The Persian Qanat
Qanat is a symbol of civilization, tradition and culture in desert regions with arid climate and an outstanding example of using architectural complicated systems in Iran. In fact, Qanat is a tunnel-like channel underground which collects water from a main water source naming "mother well" in order to conduct water along tunnels and finally enable settlement and agriculture. The place where the water of Qanat exits from the surface is named Mazhar.
There are Eleven Persian Qanats which represent the rest areas for workers, water reservoirs, and watermills; they are located in six provinces and have been registered as the twentieth cultural heritage of Iran, due to their unique technology, antiquity, architectural style, length and other characteristics:
Qasabeh Qanat in Gonabad city, Khorasan Razavi province: The oldest and deepest Qanat in Iran dated back to Achaemenid era.

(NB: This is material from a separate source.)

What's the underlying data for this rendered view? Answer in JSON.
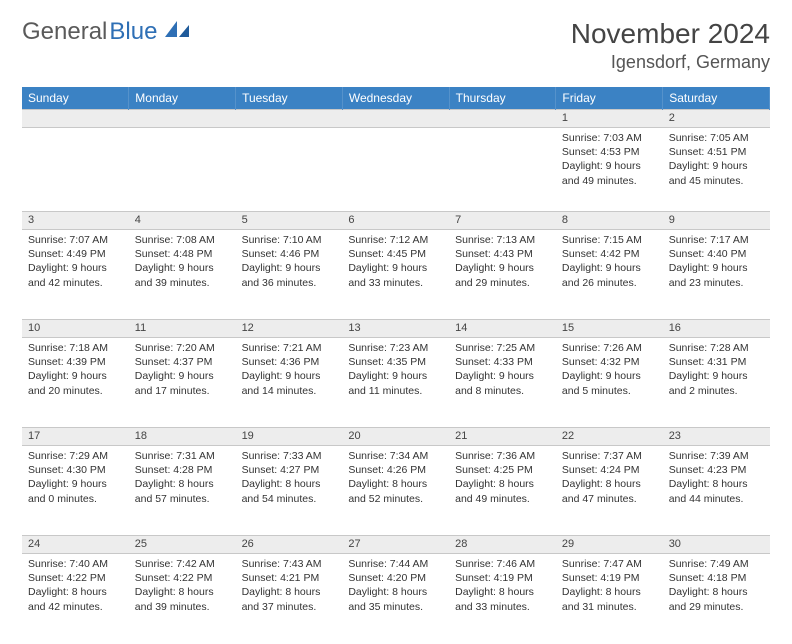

Zarch Qanat in Yazd city, Yazd province: The longest Qanat in Iran with 100 km length, dated back to 2-3 thousand years ago.
Hasan Abad Qanat in Mehriz city, Yazd province: With 700 years history (8th century AH) in Pahlavanpour garden and next to Mirza Nasr Allah mill.
Moon Qanat in Ardestan city, Isfahan province: The only double-deck Qanat in the world and the most surprising Qanat in Iran established about 800 years ago.
Baladeh Qanat in Ferdows city, South Khorasan province: Related to Sassanid era irrigating huge parts of agricultural lands.
Vazvan Qanat in Vazvan city, Isfahan province: With 2500 to 3000 years history and Mozd Abad Qanat in Meymeh city, Isfahan province with underground dams as the most important characteristic.
Akbar Abad and Qasem Abad Qanat in Baravat, Bam county, Kerman province: the twin Qanats full of water, with more than 100 years history, supplying the water of agricultural lands in the region.
Goharriz Qanat in Jupar city, Kerman province: dated back to Safavid period about 750 years ago.
Ebrahim Abad Qanat in Arak city, Markazi province: related to 800 years ago (6th and 7th century AH).